Photos: sdominick, Derek Davis/Portland Press Herald via Getty Images

Before heading off to Home Depot to buy another bag of rock-salt de-icer in advance of this interminable winter’s next snow storm, you may want to take a look in the back of your fridge. According to a new article by the Associated Press, “many state and local agencies are seeking ways to reduce salt use as its environmental impacts are becoming more apparent,” substituting with the likes of beet juice, beer, molasses, and cheese and pickle brine.

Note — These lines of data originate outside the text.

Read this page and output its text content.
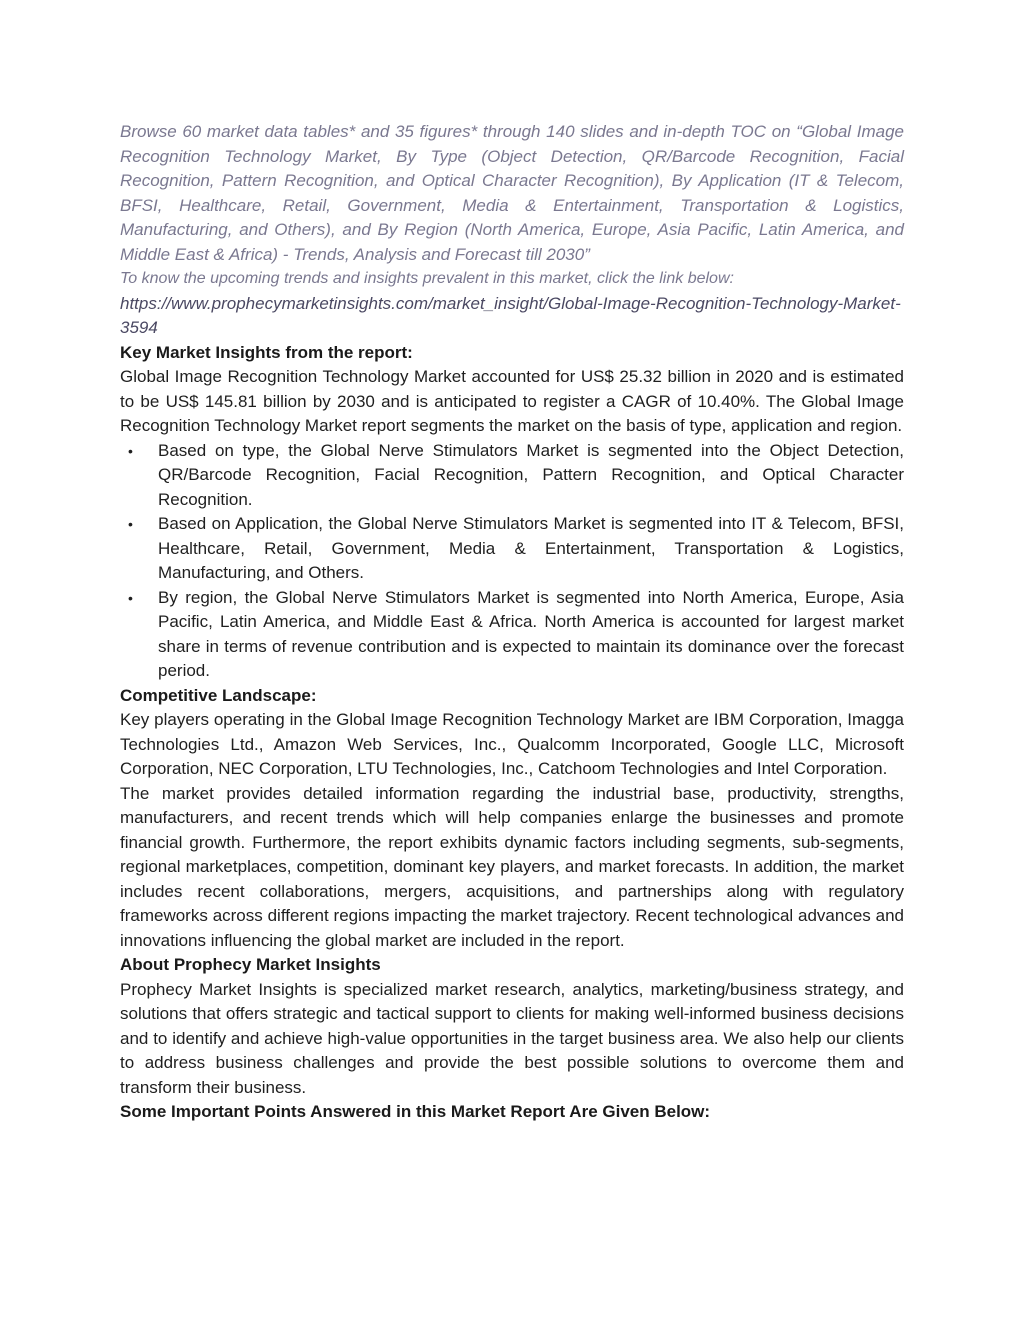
Browse 60 market data tables* and 35 figures* through 140 slides and in-depth TOC on “Global Image Recognition Technology Market, By Type (Object Detection, QR/Barcode Recognition, Facial Recognition, Pattern Recognition, and Optical Character Recognition), By Application (IT & Telecom, BFSI, Healthcare, Retail, Government, Media & Entertainment, Transportation & Logistics, Manufacturing, and Others), and By Region (North America, Europe, Asia Pacific, Latin America, and Middle East & Africa) - Trends, Analysis and Forecast till 2030”

To know the upcoming trends and insights prevalent in this market, click the link below:

https://www.prophecymarketinsights.com/market_insight/Global-Image-Recognition-Technology-Market-3594

Key Market Insights from the report:

Global Image Recognition Technology Market accounted for US$ 25.32 billion in 2020 and is estimated to be US$ 145.81 billion by 2030 and is anticipated to register a CAGR of 10.40%. The Global Image Recognition Technology Market report segments the market on the basis of type, application and region.

• Based on type, the Global Nerve Stimulators Market is segmented into the Object Detection, QR/Barcode Recognition, Facial Recognition, Pattern Recognition, and Optical Character Recognition.
• Based on Application, the Global Nerve Stimulators Market is segmented into IT & Telecom, BFSI, Healthcare, Retail, Government, Media & Entertainment, Transportation & Logistics, Manufacturing, and Others.
• By region, the Global Nerve Stimulators Market is segmented into North America, Europe, Asia Pacific, Latin America, and Middle East & Africa. North America is accounted for largest market share in terms of revenue contribution and is expected to maintain its dominance over the forecast period.

Competitive Landscape:

Key players operating in the Global Image Recognition Technology Market are IBM Corporation, Imagga Technologies Ltd., Amazon Web Services, Inc., Qualcomm Incorporated, Google LLC, Microsoft Corporation, NEC Corporation, LTU Technologies, Inc., Catchoom Technologies and Intel Corporation.

The market provides detailed information regarding the industrial base, productivity, strengths, manufacturers, and recent trends which will help companies enlarge the businesses and promote financial growth. Furthermore, the report exhibits dynamic factors including segments, sub-segments, regional marketplaces, competition, dominant key players, and market forecasts. In addition, the market includes recent collaborations, mergers, acquisitions, and partnerships along with regulatory frameworks across different regions impacting the market trajectory. Recent technological advances and innovations influencing the global market are included in the report.

About Prophecy Market Insights

Prophecy Market Insights is specialized market research, analytics, marketing/business strategy, and solutions that offers strategic and tactical support to clients for making well-informed business decisions and to identify and achieve high-value opportunities in the target business area. We also help our clients to address business challenges and provide the best possible solutions to overcome them and transform their business.

Some Important Points Answered in this Market Report Are Given Below:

While salt has long been considered an effective and fairly inexpensive way to rid roads of snow and ice, the high amounts of sodium are unsurprisingly taking a toll on the environment. The use of more than 20 million sodium chloride crystals nationwide each year has led to an increase “in the salinity of hundreds of lakes, especially in the Northeast and Midwest. That’s putting everything from fish and frogs to microscopic zooplankton at risk”—freshwater organisms unused to so much saltwater. Salt corrosion also damages cars, roads, and bridges. As a result, “agencies from New Jersey to North Dakota are using a mixture that includes beet juice; New Hampshire and Maine use one with molasses. Highway departments also have turned to beer waste, pickle brine and, in at least one Wisconsin county, cheese brine.”

This might be something to try on your own driveway or sidewalk. If you’re like us, you likely have three almost empty pickle jars in the back of your fridge, so why not put the brine to good use? Molasses sounds super-sticky, and we’re not huge fans of beets, but we also have that super-hoppy IPA someone brought over at Christmas that we’ll never, ever drink, so we’re willing to give this a try to save a few bucks and some freshwater organisms. Plus, pickle brine has to be easier than the toxic salt mix on the paws of neighborhood pups.